As many of you know, the busiest time of year for public accounting firms is from January until mid-April. For college students seeking full-time internships in public accounting, this time of year often coincides with the spring semester. To make up for this overlap, some universities have built their program to allow students to completely dedicate their time to the internship during these months, and then take courses originally scheduled for the spring semester during the summer.
For those who attend smaller universities, myself included, it is not always an option to complete a full-time internship during the accounting busy season. One of the main reasons is that the university may not offer certain core accounting classes over the summer.
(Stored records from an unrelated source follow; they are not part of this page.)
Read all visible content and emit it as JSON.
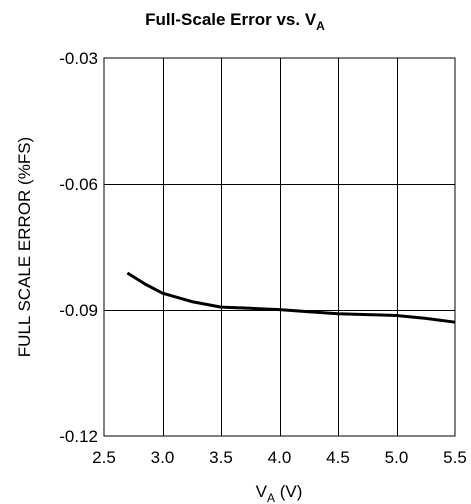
{
  "chart_data": {
    "type": "line",
    "title": {
      "main": "Full-Scale Error vs. V",
      "subscript": "A"
    },
    "xlabel": {
      "main": "V",
      "subscript": "A",
      "suffix": " (V)"
    },
    "ylabel": "FULL SCALE ERROR (%FS)",
    "xlim": [
      2.5,
      5.5
    ],
    "ylim": [
      -0.12,
      -0.03
    ],
    "xticks": [
      2.5,
      3.0,
      3.5,
      4.0,
      4.5,
      5.0,
      5.5
    ],
    "xtick_labels": [
      "2.5",
      "3.0",
      "3.5",
      "4.0",
      "4.5",
      "5.0",
      "5.5"
    ],
    "yticks": [
      -0.03,
      -0.06,
      -0.09,
      -0.12
    ],
    "ytick_labels": [
      "-0.03",
      "-0.06",
      "-0.09",
      "-0.12"
    ],
    "grid": true,
    "legend": "none",
    "series": [
      {
        "x": [
          2.7,
          2.85,
          3.0,
          3.25,
          3.5,
          3.75,
          4.0,
          4.25,
          4.5,
          4.75,
          5.0,
          5.25,
          5.5
        ],
        "y": [
          -0.0812,
          -0.0838,
          -0.086,
          -0.088,
          -0.0893,
          -0.0896,
          -0.0899,
          -0.0904,
          -0.0909,
          -0.0911,
          -0.0913,
          -0.092,
          -0.0929
        ],
        "color": "#000000"
      }
    ]
  }
}
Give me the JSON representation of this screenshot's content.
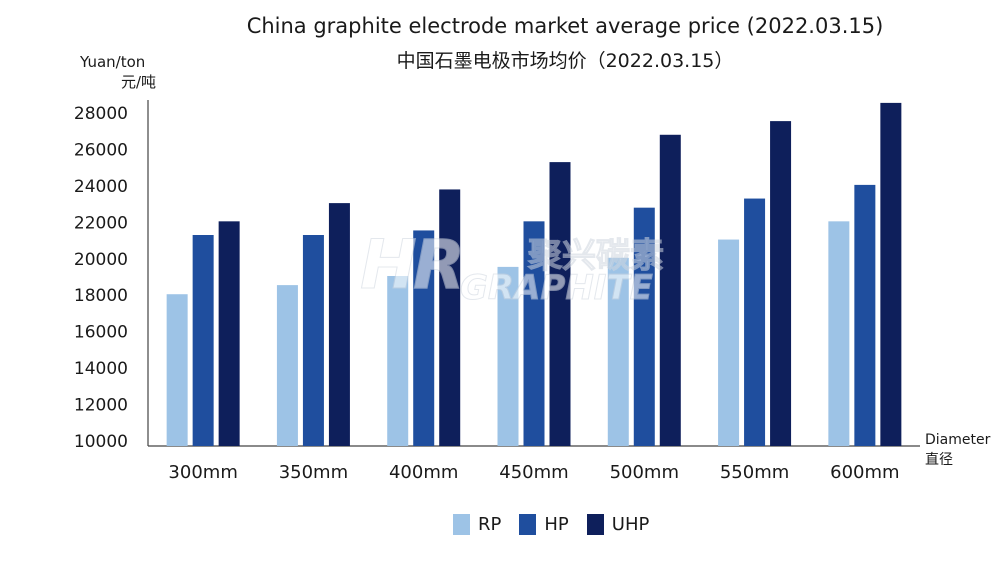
{
  "title_en": "China graphite electrode market average price (2022.03.15)",
  "title_cn": "中国石墨电极市场均价（2022.03.15）",
  "y_unit_en": "Yuan/ton",
  "y_unit_cn": "元/吨",
  "x_unit_en": "Diameter",
  "x_unit_cn": "直径",
  "watermark": {
    "mark": "HR",
    "cn": "聚兴碳素",
    "en": "GRAPHITE"
  },
  "colors": {
    "RP": "#9dc3e6",
    "HP": "#1f4e9e",
    "UHP": "#0e1f5b"
  },
  "chart_data": {
    "type": "bar",
    "categories": [
      "300mm",
      "350mm",
      "400mm",
      "450mm",
      "500mm",
      "550mm",
      "600mm"
    ],
    "series": [
      {
        "name": "RP",
        "values": [
          18000,
          18500,
          19000,
          19500,
          20000,
          21000,
          22000
        ]
      },
      {
        "name": "HP",
        "values": [
          21250,
          21250,
          21500,
          22000,
          22750,
          23250,
          24000
        ]
      },
      {
        "name": "UHP",
        "values": [
          22000,
          23000,
          23750,
          25250,
          26750,
          27500,
          28500
        ]
      }
    ],
    "ylim": [
      10000,
      28000
    ],
    "yticks": [
      10000,
      12000,
      14000,
      16000,
      18000,
      20000,
      22000,
      24000,
      26000,
      28000
    ],
    "legend_position": "bottom",
    "grid": false
  }
}
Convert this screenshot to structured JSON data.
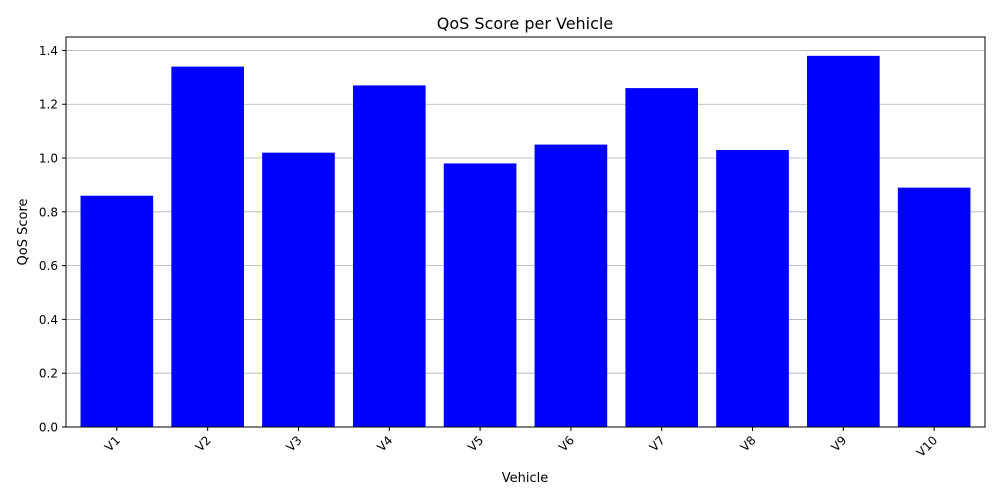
{
  "chart_data": {
    "type": "bar",
    "title": "QoS Score per Vehicle",
    "xlabel": "Vehicle",
    "ylabel": "QoS Score",
    "categories": [
      "V1",
      "V2",
      "V3",
      "V4",
      "V5",
      "V6",
      "V7",
      "V8",
      "V9",
      "V10"
    ],
    "values": [
      0.86,
      1.34,
      1.02,
      1.27,
      0.98,
      1.05,
      1.26,
      1.03,
      1.38,
      0.89
    ],
    "ylim": [
      0,
      1.45
    ],
    "yticks": [
      "0.0",
      "0.2",
      "0.4",
      "0.6",
      "0.8",
      "1.0",
      "1.2",
      "1.4"
    ],
    "grid": "horizontal",
    "bar_color": "#0000ff",
    "grid_color": "#b0b0b0",
    "axis_color": "#000000"
  }
}
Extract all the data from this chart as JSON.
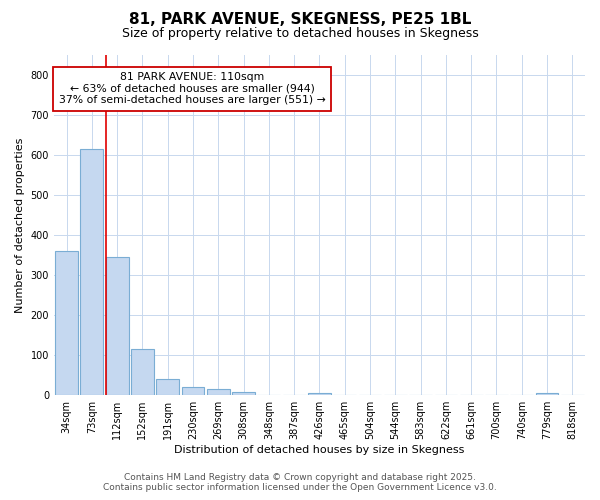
{
  "title1": "81, PARK AVENUE, SKEGNESS, PE25 1BL",
  "title2": "Size of property relative to detached houses in Skegness",
  "xlabel": "Distribution of detached houses by size in Skegness",
  "ylabel": "Number of detached properties",
  "categories": [
    "34sqm",
    "73sqm",
    "112sqm",
    "152sqm",
    "191sqm",
    "230sqm",
    "269sqm",
    "308sqm",
    "348sqm",
    "387sqm",
    "426sqm",
    "465sqm",
    "504sqm",
    "544sqm",
    "583sqm",
    "622sqm",
    "661sqm",
    "700sqm",
    "740sqm",
    "779sqm",
    "818sqm"
  ],
  "values": [
    360,
    615,
    345,
    115,
    40,
    20,
    15,
    8,
    0,
    0,
    5,
    0,
    0,
    0,
    0,
    0,
    0,
    0,
    0,
    5,
    0
  ],
  "bar_color": "#c5d8f0",
  "bar_edge_color": "#7aadd4",
  "bar_linewidth": 0.8,
  "vline_x_index": 2,
  "vline_color": "#e00000",
  "vline_linewidth": 1.2,
  "annotation_text": "81 PARK AVENUE: 110sqm\n← 63% of detached houses are smaller (944)\n37% of semi-detached houses are larger (551) →",
  "annotation_box_color": "white",
  "annotation_box_edge_color": "#cc0000",
  "annotation_fontsize": 7.8,
  "ylim": [
    0,
    850
  ],
  "yticks": [
    0,
    100,
    200,
    300,
    400,
    500,
    600,
    700,
    800
  ],
  "grid_color": "#c8d8ee",
  "background_color": "#ffffff",
  "plot_bg_color": "#ffffff",
  "footer1": "Contains HM Land Registry data © Crown copyright and database right 2025.",
  "footer2": "Contains public sector information licensed under the Open Government Licence v3.0.",
  "title_fontsize": 11,
  "subtitle_fontsize": 9,
  "axis_label_fontsize": 8,
  "tick_fontsize": 7,
  "footer_fontsize": 6.5
}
Although this situation is not ideal, I’ve learned that it is still possible to achieve your goals.
I was able to successfully complete an internship as well as my course requirements by taking initiative and utilizing all of the tools for growth that were offered at both my university and at Kreischer Miller. Here are a few things I learned along the way that may be helpful if you find yourself in a similar situation:
- Make connections. Without the connections that I formed in my network, I would not be in the position that I am today. One of my accounting professors who became a great mentor informed me about Kreischer Miller when I told him I was interested in public accounting. I always worried about not being able to complete an internship in public accounting based on the circumstances, but I was extremely happy to hear that Kreischer Miller offers part-time internships in its Internal Operations department throughout the school year for students like myself who are unable to complete a full-time, semester-long audit or tax internship.
After interviewing with Kristin Seeger, Kreischer Miller’s Director of Talent Acquisition, who informed me about the company and the internship role, I was offered the internship. This opportunity would have never been possible without the connections I had previously made.
- Take initiative. Although I had the idea that I wanted to enter public accounting upon graduation, I didn’t have a clear view of whether I should choose audit or tax. I had a discussion with Kristin about each of these routes, and asked if it would be possible to speak with team members in the audit and tax departments and ask them questions about a typical day in their field. She was more than happy to schedule time on a day I was working to meet with staff members from both the audit and tax departments. These team members were extremely helpful in answering my questions, and I was able to determine that while both seemed like excellent choices, tax would ultimately be the better option for me.
- Ask questions. While you learn a lot in school, there is so much more you can learn from being on the job. During my internship in the Internal Operations department, I assisted with the internal accounting aspects of the firm, such as billing and tax processing. Over the course of my internship, I encountered so many knowledgeable individuals who went above and beyond to teach me new things and to answer any questions that I had. This just goes to show the fantastic culture that Kreischer Miller has instilled at the firm. Having a team that encourages you to ask questions and that is willing to take time out of their busy days to teach you new things helps tremendously on the journey to not only becoming more comfortable on the job, but to also developing the skills you need to have a prosperous career.
- Be willing to be flexible. If I had been narrowly-focused on a traditional full-time audit or tax busy season internship, I would have missed out on the opportunity at Kreischer Miller and I may not have been able to complete a public accounting internship at all. Working in Internal Operations was a slightly different role, but I learned so much and was still able to benefit from the exposure to the public accounting firm environment – not to mention, it was a tremendous opportunity to expand my professional network even further.
At the end of the day, your character and work ethic will ultimately determine your success, not whether you were able to complete a full-time audit or tax internship. If you are a current student finding yourself in a similar situation as mine, remember to make connections, take initiative, ask questions, and be willing to be flexible. Taking these steps will lead you to a successful career path.